Charles and Valerie Diker have been involved at The Met as donors and lenders of Native American works of art since the 1990s. Three works given by the Dikers in 2016—a Haudenosaunee pouch and a Pomo basket by unrecorded artists, and a jar by Maria and Julián Martínez of the San Ildefonso Pueblo—are currently on display in The Met's American Wing, where they are presented in dialogue with contemporaneous paintings and sculpture addressing relevant themes.

The Dikers donated additional examples of Native American art between 1999 and 2008, and an earlier exhibition of selected works—Native Paths: American Indian Art from the Collection of Charles and Valerie Diker—was shown at the Museum in 1998–2000 and curated by David W. Penney, Associate Director of Museum Scholarship at the Smithsonian Institution's National Museum of the American Indian.

In addition to their long-term relationship with The Met, the Dikers have been ardent and generous supporters of a broad range of cultural institutions across the visual and performing arts. Mr. and Mrs. Diker served as the Founding Chairman and Chairwoman of the Smithsonian's National Museum of the American Indian, George Gustav Heye Center, in New York. Mr. Diker is a member of the board of trustees of the Solomon R. Guggenheim Foundation and New York Public Radio. He has previously served on the Board of Trustees of the Brooklyn Academy of Music and the Santa Fe Opera Foundation, as President of the American Friends of the Israel Museum, and as a member of the Visiting Committee of the Harvard University Art Museums. Mrs. Diker is Founding Chair of the National Dance Institute New Mexico and a member of its national board, and has served as Chairman of Twyla Tharp Dance. In addition to their collection of Native American art, the Dikers collect modern and contemporary art. Mr. Diker is the founder and Chairman of the Board of Cantel Medical Corp.

Exhibition Celebrating the Gift of the Diker Collection to The Met
The title and dates of the fall 2018 exhibition celebrating the gift of the Diker Collection to The Met will be announced later. The exhibition will comprise more than 100 works, including outright and promised gifts.

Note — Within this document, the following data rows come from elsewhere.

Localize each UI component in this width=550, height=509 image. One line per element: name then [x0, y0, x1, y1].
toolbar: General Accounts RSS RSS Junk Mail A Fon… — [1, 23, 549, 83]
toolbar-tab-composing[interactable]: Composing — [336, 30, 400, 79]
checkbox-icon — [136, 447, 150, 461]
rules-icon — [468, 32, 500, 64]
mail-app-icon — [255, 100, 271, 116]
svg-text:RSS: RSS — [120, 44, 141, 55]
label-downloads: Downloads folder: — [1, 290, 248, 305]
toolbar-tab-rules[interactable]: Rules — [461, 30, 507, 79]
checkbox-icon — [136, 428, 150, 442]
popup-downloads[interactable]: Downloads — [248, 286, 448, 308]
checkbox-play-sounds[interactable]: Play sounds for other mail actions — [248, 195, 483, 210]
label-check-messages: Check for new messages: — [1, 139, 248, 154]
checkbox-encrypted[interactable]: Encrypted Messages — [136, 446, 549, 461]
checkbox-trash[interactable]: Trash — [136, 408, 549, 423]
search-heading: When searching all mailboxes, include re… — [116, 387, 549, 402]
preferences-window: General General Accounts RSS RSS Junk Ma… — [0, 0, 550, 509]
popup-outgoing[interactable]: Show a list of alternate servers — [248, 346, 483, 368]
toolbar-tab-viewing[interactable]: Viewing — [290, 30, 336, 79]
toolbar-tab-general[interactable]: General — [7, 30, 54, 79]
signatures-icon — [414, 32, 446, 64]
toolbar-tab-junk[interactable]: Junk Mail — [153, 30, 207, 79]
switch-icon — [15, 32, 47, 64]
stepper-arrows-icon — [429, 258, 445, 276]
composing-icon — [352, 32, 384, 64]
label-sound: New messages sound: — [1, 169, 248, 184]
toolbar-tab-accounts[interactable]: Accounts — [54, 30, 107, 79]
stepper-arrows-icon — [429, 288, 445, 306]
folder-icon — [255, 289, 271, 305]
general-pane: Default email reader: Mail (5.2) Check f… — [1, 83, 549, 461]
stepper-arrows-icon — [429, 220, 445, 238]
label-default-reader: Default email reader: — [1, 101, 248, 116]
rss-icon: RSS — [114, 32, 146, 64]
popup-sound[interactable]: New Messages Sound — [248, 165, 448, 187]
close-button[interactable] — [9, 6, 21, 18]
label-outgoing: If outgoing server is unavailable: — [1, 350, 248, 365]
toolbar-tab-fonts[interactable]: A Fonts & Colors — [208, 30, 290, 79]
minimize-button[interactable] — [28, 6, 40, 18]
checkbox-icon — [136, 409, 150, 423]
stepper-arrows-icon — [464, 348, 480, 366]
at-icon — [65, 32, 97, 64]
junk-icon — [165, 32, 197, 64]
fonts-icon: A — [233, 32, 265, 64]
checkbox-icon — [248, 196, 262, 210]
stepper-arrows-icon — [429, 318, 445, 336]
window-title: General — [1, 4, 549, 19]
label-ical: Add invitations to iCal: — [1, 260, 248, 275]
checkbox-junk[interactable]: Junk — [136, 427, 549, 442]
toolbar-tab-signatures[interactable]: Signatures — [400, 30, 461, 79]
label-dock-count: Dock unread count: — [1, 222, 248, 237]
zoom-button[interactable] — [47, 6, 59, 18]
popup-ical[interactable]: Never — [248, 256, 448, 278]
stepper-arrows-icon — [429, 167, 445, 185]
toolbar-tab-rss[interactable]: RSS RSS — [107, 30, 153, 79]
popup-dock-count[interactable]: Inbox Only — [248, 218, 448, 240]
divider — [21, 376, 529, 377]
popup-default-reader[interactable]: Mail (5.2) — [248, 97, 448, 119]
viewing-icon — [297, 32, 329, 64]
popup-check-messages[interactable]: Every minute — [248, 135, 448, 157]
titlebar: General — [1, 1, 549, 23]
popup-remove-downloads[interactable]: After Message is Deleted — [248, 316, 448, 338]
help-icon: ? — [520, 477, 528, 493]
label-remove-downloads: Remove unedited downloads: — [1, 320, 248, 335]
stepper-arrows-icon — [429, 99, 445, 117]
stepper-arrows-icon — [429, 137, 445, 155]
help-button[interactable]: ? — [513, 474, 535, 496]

For the exhibition and accompanying publication, the Museum has engaged Gaylord Torrence, Fred and Virginia Merrill Senior Curator of American Indian Art at The Nelson-Atkins Museum of Art, as guest curator. A world-renowned expert in Native American art, he previously curated the acclaimed exhibition The Plains Indians: Artists of Earth and Sky, which was organized by Museé du Quai Branly in Paris in collaboration with The Nelson-Atkins Museum of Art, Kansas City, and The Metropolitan Museum of Art, and shown at The Met in 2015.

The exhibition will be accompanied by a scholarly publication written by Gaylord Torrence and others. The book will be published by The Metropolitan Museum of Art and distributed by Yale University Press.

Education programs will be organized in conjunction with the exhibition and the subsequent and ongoing display of works from the collection.